MERCREDI 23 JANVIER 2013 - SÉANCE DU MATIN

(Suite)

Demande d'explications de Mme Marie Arena au secrétaire d'État à la Lutte contre la fraude sociale et fiscale sur «les travailleurs étrangers détachés en Belgique» (no 5-2779)

Mme Marie Arena (PS). - Monsieur le président, ma demande d'explications tombe à pic dans la mesure où le secteur le plus concerné par la directive relative au détachement, à savoir le secteur de la construction, manifeste en ce moment même auprès des instances européennes. Ce matin, leurs représentants ont dit clairement qu'ils ne s'opposaient pas à la libre circulation des travailleurs, au contraire, mais qu'ils voulaient que des règles adéquates soient appliquées à l'ensemble des travailleurs de l'Union européenne.

Près de 300 000 travailleurs étrangers membres de l'Union européenne sont actuellement « détachés » pour une durée déterminée en Belgique. Selon M. Michel Aseglio, directeur général du contrôle des lois sociales au SPF Économie, la fraude sociale serait de plus en plus présente, malgré un important travail de ses services. « Au fil des ans, il y a de plus en plus de fraudes. J'en distingue deux différentes. Dans le premier cas, le travailleur étranger est simplement sous-payé par rapport aux barèmes belges. Ensuite, il y a le cas des travailleurs correctement payés mais qui exercent bien trop d'heures par rapport à leur salaire. »

Ce ne sont donc pas des illégaux. Les travailleurs dont nous parlons possèdent un permis de travail. Mais ces pratiques mettent en péril le marché de l'emploi belge. Le SPF Économie estime que plus de 100 000 travailleurs étrangers sont sous-payés en Belgique. La fraude se multiplie année après année. Pour les employeurs, c'est une aubaine ; ils réalisent jusqu'à 30% d'économies.

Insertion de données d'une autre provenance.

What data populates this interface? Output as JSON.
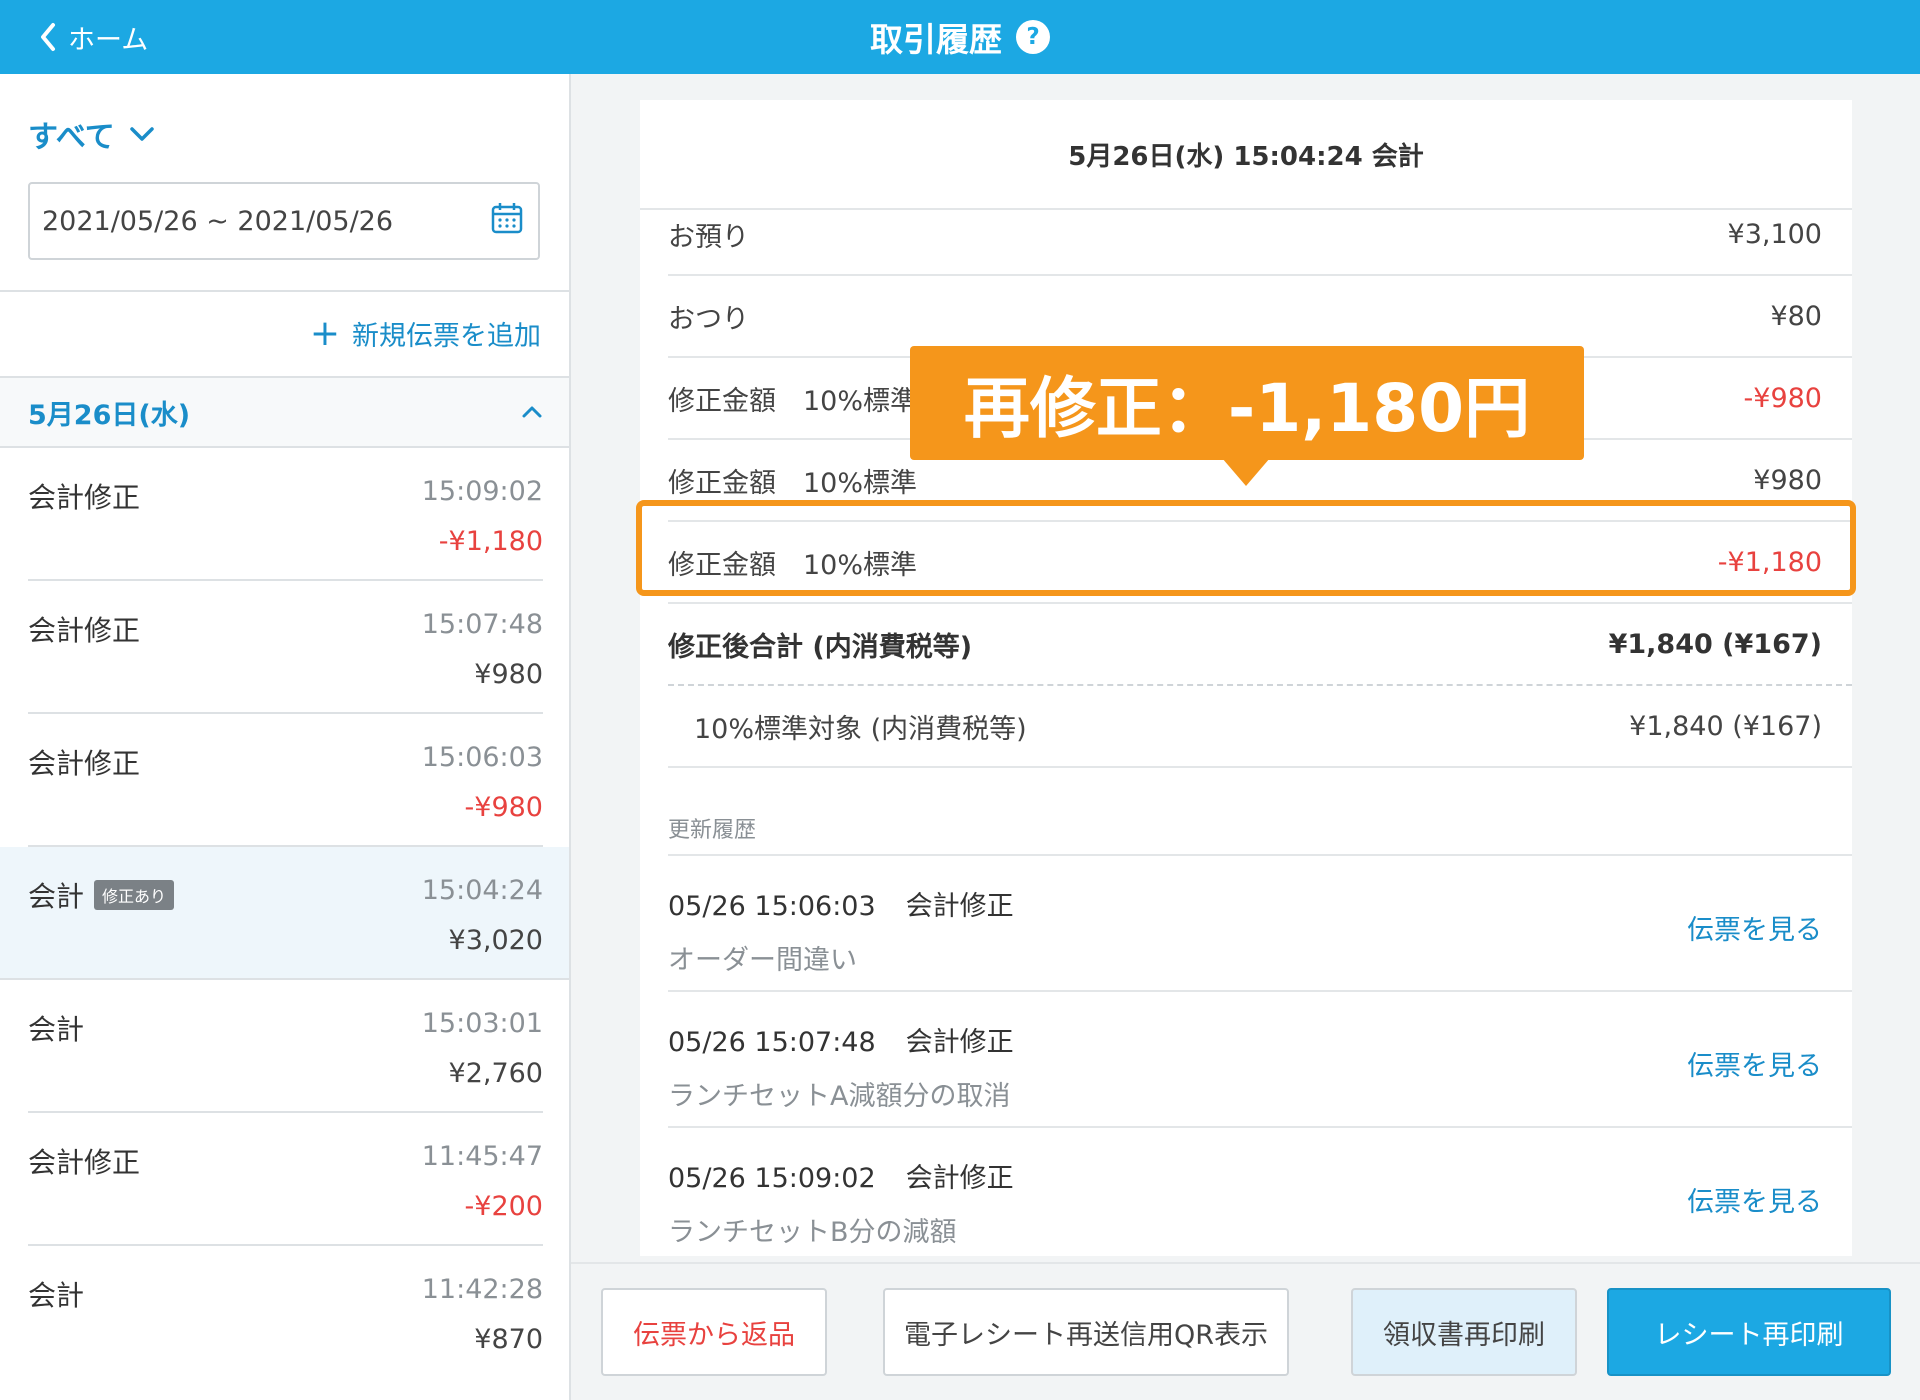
{
  "header": {
    "back_label": "ホーム",
    "title": "取引履歴",
    "help_symbol": "?"
  },
  "sidebar": {
    "filter_label": "すべて",
    "date_range": "2021/05/26 ~ 2021/05/26",
    "add_slip_label": "新規伝票を追加",
    "day_header": "5月26日(水)",
    "transactions": [
      {
        "label": "会計修正",
        "badge": "",
        "time": "15:09:02",
        "amount": "-¥1,180",
        "negative": true
      },
      {
        "label": "会計修正",
        "badge": "",
        "time": "15:07:48",
        "amount": "¥980",
        "negative": false
      },
      {
        "label": "会計修正",
        "badge": "",
        "time": "15:06:03",
        "amount": "-¥980",
        "negative": true
      },
      {
        "label": "会計",
        "badge": "修正あり",
        "time": "15:04:24",
        "amount": "¥3,020",
        "negative": false
      },
      {
        "label": "会計",
        "badge": "",
        "time": "15:03:01",
        "amount": "¥2,760",
        "negative": false
      },
      {
        "label": "会計修正",
        "badge": "",
        "time": "11:45:47",
        "amount": "-¥200",
        "negative": true
      },
      {
        "label": "会計",
        "badge": "",
        "time": "11:42:28",
        "amount": "¥870",
        "negative": false
      }
    ]
  },
  "detail": {
    "title": "5月26日(水) 15:04:24 会計",
    "rows": [
      {
        "label": "お預り",
        "value": "¥3,100"
      },
      {
        "label": "おつり",
        "value": "¥80"
      },
      {
        "label": "修正金額　10%標準",
        "value": "-¥980"
      },
      {
        "label": "修正金額　10%標準",
        "value": "¥980"
      },
      {
        "label": "修正金額　10%標準",
        "value": "-¥1,180"
      }
    ],
    "total_label": "修正後合計 (内消費税等)",
    "total_value": "¥1,840 (¥167)",
    "tax_label": "10%標準対象 (内消費税等)",
    "tax_value": "¥1,840 (¥167)",
    "history_label": "更新履歴",
    "history": [
      {
        "datetime": "05/26 15:06:03",
        "type": "会計修正",
        "note": "オーダー間違い",
        "link": "伝票を見る"
      },
      {
        "datetime": "05/26 15:07:48",
        "type": "会計修正",
        "note": "ランチセットA減額分の取消",
        "link": "伝票を見る"
      },
      {
        "datetime": "05/26 15:09:02",
        "type": "会計修正",
        "note": "ランチセットB分の減額",
        "link": "伝票を見る"
      }
    ]
  },
  "callout": {
    "text": "再修正：-1,180円"
  },
  "actions": {
    "return_label": "伝票から返品",
    "qr_label": "電子レシート再送信用QR表示",
    "receipt_label": "領収書再印刷",
    "reprint_label": "レシート再印刷"
  },
  "colors": {
    "brand": "#1ca8e3",
    "link": "#1a8dc9",
    "negative": "#e8423f",
    "highlight": "#f5961b"
  }
}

Le rapport 2010 du Centre pour l'égalité des chances dénonçait déjà le recours, par les trafiquants d'êtres humains et les fraudeurs, à des structures et montages juridiques tels que le principe de « détachement » des travailleurs ou le système de « faux indépendants ». Malgré la déclaration Limosa, qui permet effectivement une meilleure vue sur les flux migratoires en ce qui concerne le travail, les abus et les fraudes ne cessent d'augmenter.

Ce rapport soulignait aussi la complexité des dossiers d'exploitation humaine liés au travail. Les systèmes mis en oeuvre pour exploiter les travailleurs reposent souvent sur l'utilisation de sous-traitants en cascade, ce qui complique singulièrement l'action des services d'inspection et de la justice.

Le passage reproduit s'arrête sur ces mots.